Manumissio of manumissie is het vrijlaten van een slaaf door zijn eigenaar. Het woord is afkomstig uit het Latijn (manu, vanuit de hand, missio, het zenden) dus zending uit de hand [van de meester].[1]

Relief met de manumissie van twee slaven in antiek Rome (1ste eeuw v.Chr., Musée de Mariemont)
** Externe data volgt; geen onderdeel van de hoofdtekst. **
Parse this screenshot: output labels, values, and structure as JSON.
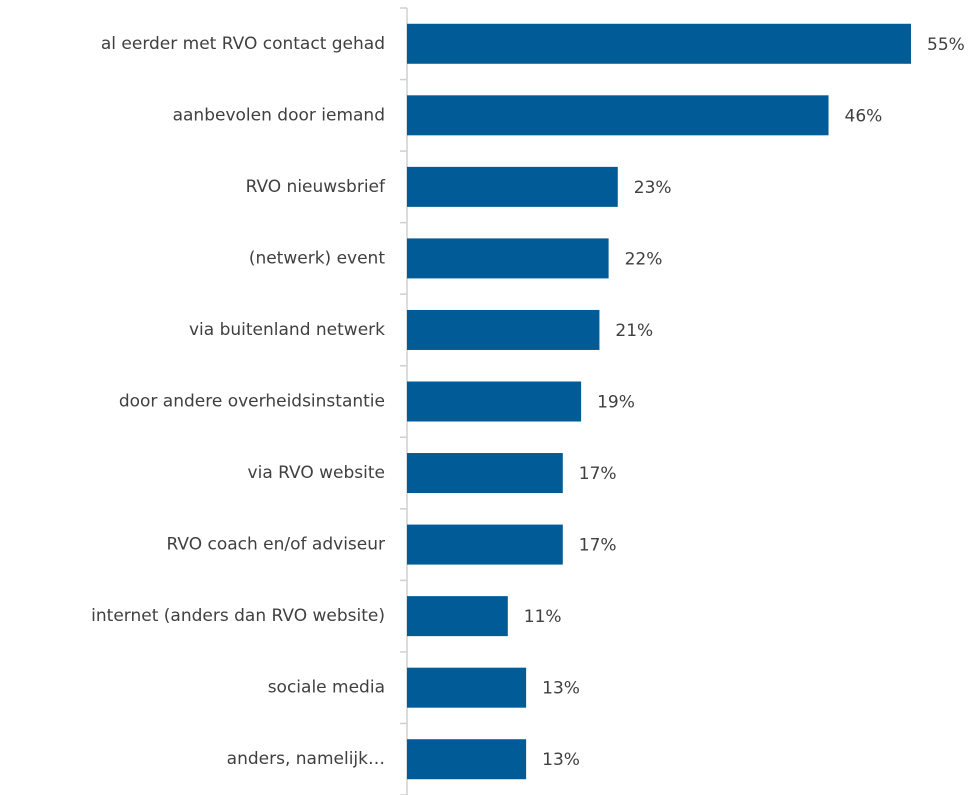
{
  "chart_data": {
    "type": "bar",
    "orientation": "horizontal",
    "categories": [
      "al eerder met RVO contact gehad",
      "aanbevolen door iemand",
      "RVO nieuwsbrief",
      "(netwerk) event",
      "via buitenland netwerk",
      "door andere overheidsinstantie",
      "via RVO website",
      "RVO coach en/of adviseur",
      "internet (anders dan RVO website)",
      "sociale media",
      "anders, namelijk…"
    ],
    "values": [
      55,
      46,
      23,
      22,
      21,
      19,
      17,
      17,
      11,
      13,
      13
    ],
    "value_labels": [
      "55%",
      "46%",
      "23%",
      "22%",
      "21%",
      "19%",
      "17%",
      "17%",
      "11%",
      "13%",
      "13%"
    ],
    "color": "#005b96"
  }
}
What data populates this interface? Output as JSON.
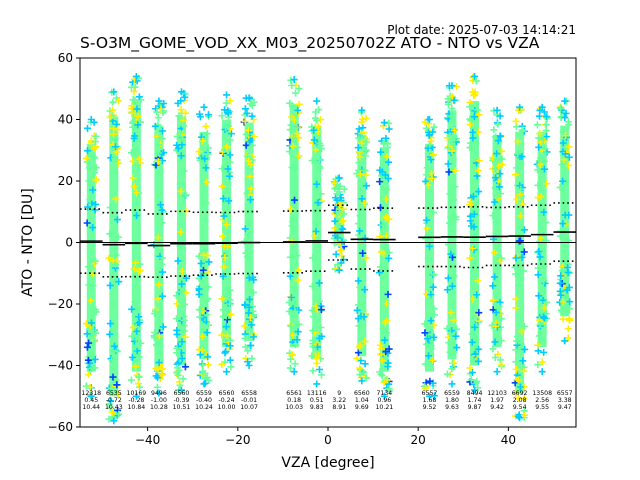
{
  "plot_date": "Plot date: 2025-07-03 14:14:21",
  "chart_data": {
    "type": "scatter",
    "title": "S-O3M_GOME_VOD_XX_M03_20250702Z ATO - NTO vs VZA",
    "xlabel": "VZA [degree]",
    "ylabel": "ATO - NTO [DU]",
    "xlim": [
      -55,
      55
    ],
    "ylim": [
      -60,
      60
    ],
    "xticks": [
      -40,
      -20,
      0,
      20,
      40
    ],
    "yticks": [
      -60,
      -40,
      -20,
      0,
      20,
      40,
      60
    ],
    "grid": false,
    "zero_line": 0,
    "marker": "+",
    "point_colors": [
      "#66ff99",
      "#00ccff",
      "#ffee00",
      "#0044ff"
    ],
    "bins": [
      {
        "vza": -52.5,
        "n": "12318",
        "mean": "0.45",
        "std": "10.44",
        "top": 40,
        "bottom": -50
      },
      {
        "vza": -47.5,
        "n": "6535",
        "mean": "-0.72",
        "std": "10.43",
        "top": 49,
        "bottom": -58
      },
      {
        "vza": -42.5,
        "n": "10169",
        "mean": "-0.28",
        "std": "10.84",
        "top": 54,
        "bottom": -50
      },
      {
        "vza": -37.5,
        "n": "9496",
        "mean": "-1.00",
        "std": "10.28",
        "top": 46,
        "bottom": -49
      },
      {
        "vza": -32.5,
        "n": "6560",
        "mean": "-0.39",
        "std": "10.51",
        "top": 49,
        "bottom": -48
      },
      {
        "vza": -27.5,
        "n": "6559",
        "mean": "-0.40",
        "std": "10.24",
        "top": 44,
        "bottom": -46
      },
      {
        "vza": -22.5,
        "n": "6560",
        "mean": "-0.24",
        "std": "10.00",
        "top": 48,
        "bottom": -42
      },
      {
        "vza": -17.5,
        "n": "6558",
        "mean": "-0.01",
        "std": "10.07",
        "top": 47,
        "bottom": -40
      },
      {
        "vza": -7.5,
        "n": "6561",
        "mean": "0.18",
        "std": "10.03",
        "top": 53,
        "bottom": -42
      },
      {
        "vza": -2.5,
        "n": "13116",
        "mean": "0.51",
        "std": "9.83",
        "top": 46,
        "bottom": -46
      },
      {
        "vza": 2.5,
        "n": "9",
        "mean": "3.22",
        "std": "8.91",
        "top": 21,
        "bottom": -9
      },
      {
        "vza": 7.5,
        "n": "6560",
        "mean": "1.04",
        "std": "9.69",
        "top": 43,
        "bottom": -45
      },
      {
        "vza": 12.5,
        "n": "7134",
        "mean": "0.96",
        "std": "10.21",
        "top": 39,
        "bottom": -50
      },
      {
        "vza": 22.5,
        "n": "6557",
        "mean": "1.68",
        "std": "9.52",
        "top": 40,
        "bottom": -50
      },
      {
        "vza": 27.5,
        "n": "6559",
        "mean": "1.80",
        "std": "9.63",
        "top": 51,
        "bottom": -46
      },
      {
        "vza": 32.5,
        "n": "8494",
        "mean": "1.74",
        "std": "9.87",
        "top": 54,
        "bottom": -48
      },
      {
        "vza": 37.5,
        "n": "12103",
        "mean": "1.97",
        "std": "9.42",
        "top": 43,
        "bottom": -42
      },
      {
        "vza": 42.5,
        "n": "6692",
        "mean": "2.08",
        "std": "9.54",
        "top": 44,
        "bottom": -57
      },
      {
        "vza": 47.5,
        "n": "13508",
        "mean": "2.56",
        "std": "9.55",
        "top": 44,
        "bottom": -42
      },
      {
        "vza": 52.5,
        "n": "6557",
        "mean": "3.38",
        "std": "9.47",
        "top": 46,
        "bottom": -32
      }
    ]
  }
}
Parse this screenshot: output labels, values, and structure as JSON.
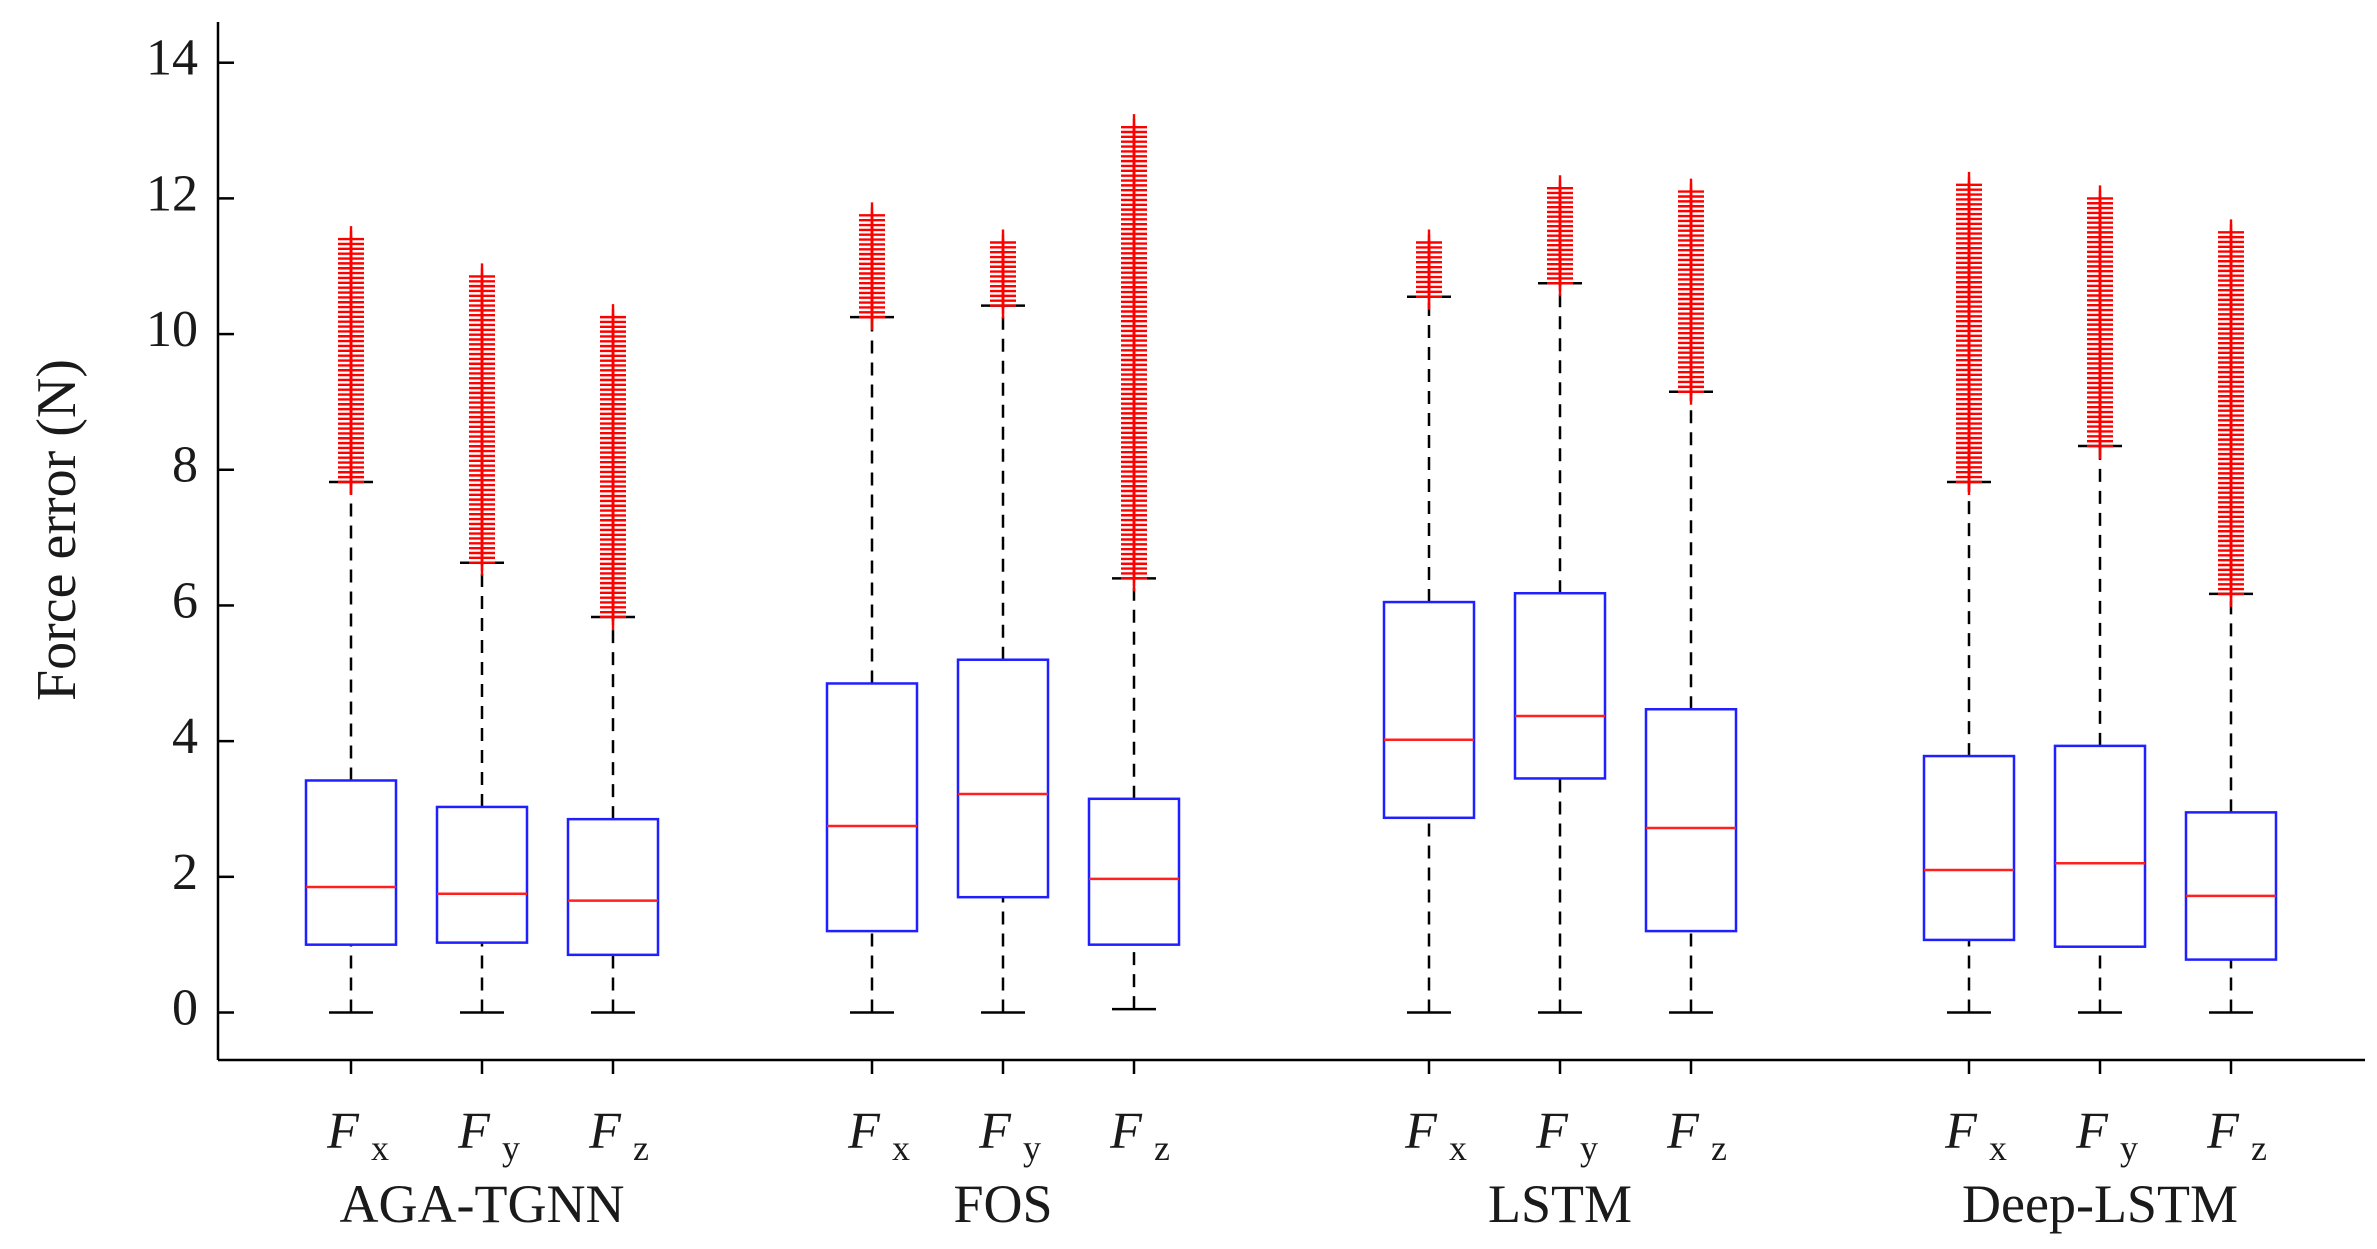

In een maatschappij die economisch sterk op slavernij berust, is manumissie een veel voorkomend verschijnsel. De reden van vrijlating kon variëren. Manumissie kon om reden van gevoel of welwillendheid geschieden, bijvoorbeeld het vrijlaten van een toegewijde dienaar na vele jaren van trouwe dienst. Daarvoor kwamen vooral lijfdienaars en klerken in aanmerking. Soms had een slaveneigenaar met zijn of haar slaaf een langdurige seksuele relatie. Een eigenaar kon zijn bijzit vrijlaten en de kinderen die uit zo'n relatie waren voortgekomen. Dat geschiedde vaak per testament.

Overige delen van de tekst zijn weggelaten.